Tap water is generally safe to drink in most areas of Spain, but that doesn’t always mean that it tastes good everywhere. Find out which areas have the best tasting tap water and which have the worst.

Which areas in Spain have the best tap water?

When they first arrive in Spain, many people are unsure if the tap water is safe to drink or not, but according to the Spanish Ministry of Health, at least 99.5 percent of Spain’s water supply is safe to drink.

Spain’s Organisation of Consumers and Users (OCU) also confirms that tap water in Spain is generally good quality and is a good alternative to bottled water. Of course, it’s cheaper than bottled water too.

READ ALSO: Why does tap water taste strange in some parts of Spain?

Despite this claim, there are several areas in Spain that don’t have good-tasting tap water, leading to the necessity for filters or even buying bottled water instead.

The OCU, who carried out a comparative analysis of the taste of the tap water around Spain, has revealed that the taste of the water is directly related to how hard or soft the water is. In other words, the harder the water, the worst it tastes.

The hardness of the water is caused by the amount of minerals in the water like lime and magnesium salts. “In areas of Spain where the water is hard, it tends to have a bad taste. In these areas it is common to use natural mineral water as table water,” the OCU said.  

How hard or soft your tap water is can also affect the way your clothes are washed or even your hair. If you live somewhere with soft water, you’ll see more bubbles created from the detergent you put in your washing machine. Your clothes will also stay bright for longer and form fewer bobbles. If you live somewhere with hard water, the opposite can be true.
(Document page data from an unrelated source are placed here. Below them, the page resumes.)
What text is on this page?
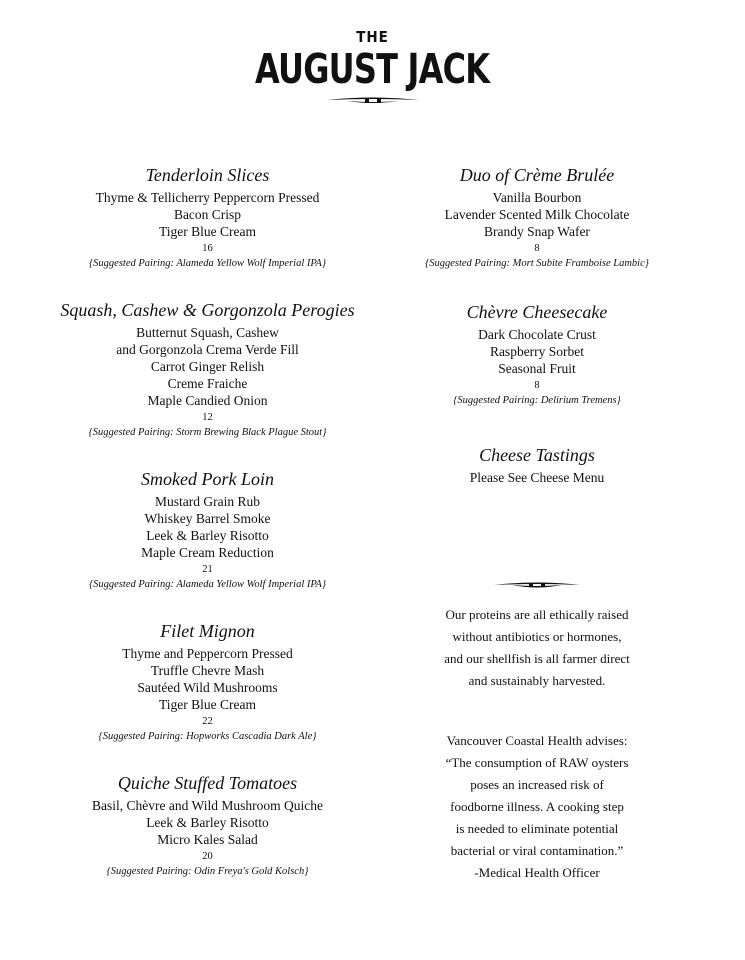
THE
AUGUST JACK
Tenderloin Slices
Thyme & Tellicherry Peppercorn Pressed
Bacon Crisp
Tiger Blue Cream
16
{Suggested Pairing: Alameda Yellow Wolf Imperial IPA}
Squash, Cashew & Gorgonzola Perogies
Butternut Squash, Cashew
and Gorgonzola Crema Verde Fill
Carrot Ginger Relish
Creme Fraiche
Maple Candied Onion
12
{Suggested Pairing: Storm Brewing Black Plague Stout}
Smoked Pork Loin
Mustard Grain Rub
Whiskey Barrel Smoke
Leek & Barley Risotto
Maple Cream Reduction
21
{Suggested Pairing: Alameda Yellow Wolf Imperial IPA}
Filet Mignon
Thyme and Peppercorn Pressed
Truffle Chevre Mash
Sautéed Wild Mushrooms
Tiger Blue Cream
22
{Suggested Pairing: Hopworks Cascadia Dark Ale}
Quiche Stuffed Tomatoes
Basil, Chèvre and Wild Mushroom Quiche
Leek & Barley Risotto
Micro Kales Salad
20
{Suggested Pairing: Odin Freya's Gold Kolsch}
Duo of Crème Brulée
Vanilla Bourbon
Lavender Scented Milk Chocolate
Brandy Snap Wafer
8
{Suggested Pairing: Mort Subite Framboise Lambic}
Chèvre Cheesecake
Dark Chocolate Crust
Raspberry Sorbet
Seasonal Fruit
8
{Suggested Pairing: Delirium Tremens}
Cheese Tastings
Please See Cheese Menu
Our proteins are all ethically raised
without antibiotics or hormones,
and our shellfish is all farmer direct
and sustainably harvested.
Vancouver Coastal Health advises:
“The consumption of RAW oysters
poses an increased risk of
foodborne illness. A cooking step
is needed to eliminate potential
bacterial or viral contamination.”
-Medical Health Officer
You’ll also need more shampoo for it to create a lather on your hair.  

The OCU study found that the softest, and therefore the best tasting tap water, can be found in the areas of Galicia and in Castilla y León, specifically the cities of Burgos, León and Valladolid, as well as in Madrid.
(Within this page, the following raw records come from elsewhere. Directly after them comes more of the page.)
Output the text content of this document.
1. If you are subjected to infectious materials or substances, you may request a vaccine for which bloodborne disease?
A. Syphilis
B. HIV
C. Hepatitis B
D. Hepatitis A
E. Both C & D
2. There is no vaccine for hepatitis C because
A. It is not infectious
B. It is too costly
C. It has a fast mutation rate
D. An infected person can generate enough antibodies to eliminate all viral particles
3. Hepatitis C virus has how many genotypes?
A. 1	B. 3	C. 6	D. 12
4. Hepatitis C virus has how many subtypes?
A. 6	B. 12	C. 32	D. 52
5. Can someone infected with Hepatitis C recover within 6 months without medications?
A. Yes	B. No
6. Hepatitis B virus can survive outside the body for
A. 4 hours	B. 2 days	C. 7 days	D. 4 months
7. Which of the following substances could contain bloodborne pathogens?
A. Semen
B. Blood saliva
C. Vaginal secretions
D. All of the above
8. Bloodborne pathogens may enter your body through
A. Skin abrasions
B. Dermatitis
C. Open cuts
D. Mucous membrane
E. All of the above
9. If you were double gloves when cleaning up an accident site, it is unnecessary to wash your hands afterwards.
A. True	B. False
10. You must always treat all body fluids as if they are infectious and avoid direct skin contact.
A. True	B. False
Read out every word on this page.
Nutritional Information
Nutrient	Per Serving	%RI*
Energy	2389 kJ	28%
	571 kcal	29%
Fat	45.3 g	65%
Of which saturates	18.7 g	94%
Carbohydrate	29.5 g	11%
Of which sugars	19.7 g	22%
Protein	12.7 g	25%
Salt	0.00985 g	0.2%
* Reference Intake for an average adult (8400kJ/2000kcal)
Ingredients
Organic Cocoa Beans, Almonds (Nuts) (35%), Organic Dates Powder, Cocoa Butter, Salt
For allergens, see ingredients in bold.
Both Extremadura, the Basque Country and the Canary Islands also have soft tap water. And in the Valencia region, it’s Alicante where the softest water is found.

On the other end of the scale, the hardest water and the worst tasting can be found in Almería in Andalusia, Valencia city and in the Aragonese provinces of Zaragoza and Teruel.

Only slightly better, but still pretty hard and with a disagreeable taste are the provinces of Murcia, Albacete, Jaén, the Balearic Islands and Tarragona, areas across Murcia, Castilla-La Mancha and Catalonia.  

And finally, the areas with only slightly hard water are Asturias, Navarre and La Rioja; Barcelona and Girona in Catalonia; Cádiz, Seville and Granada in Andalusia; and Ciudad Real in Castilla-La Mancha.

Of course, the taste of the tap water is not down to the hardness or softness alone. It could be due to the number of chemicals added such as chlorine, the type of filtration process and where the water comes from in the first place, whether rivers or reservoirs and the type of water they have too.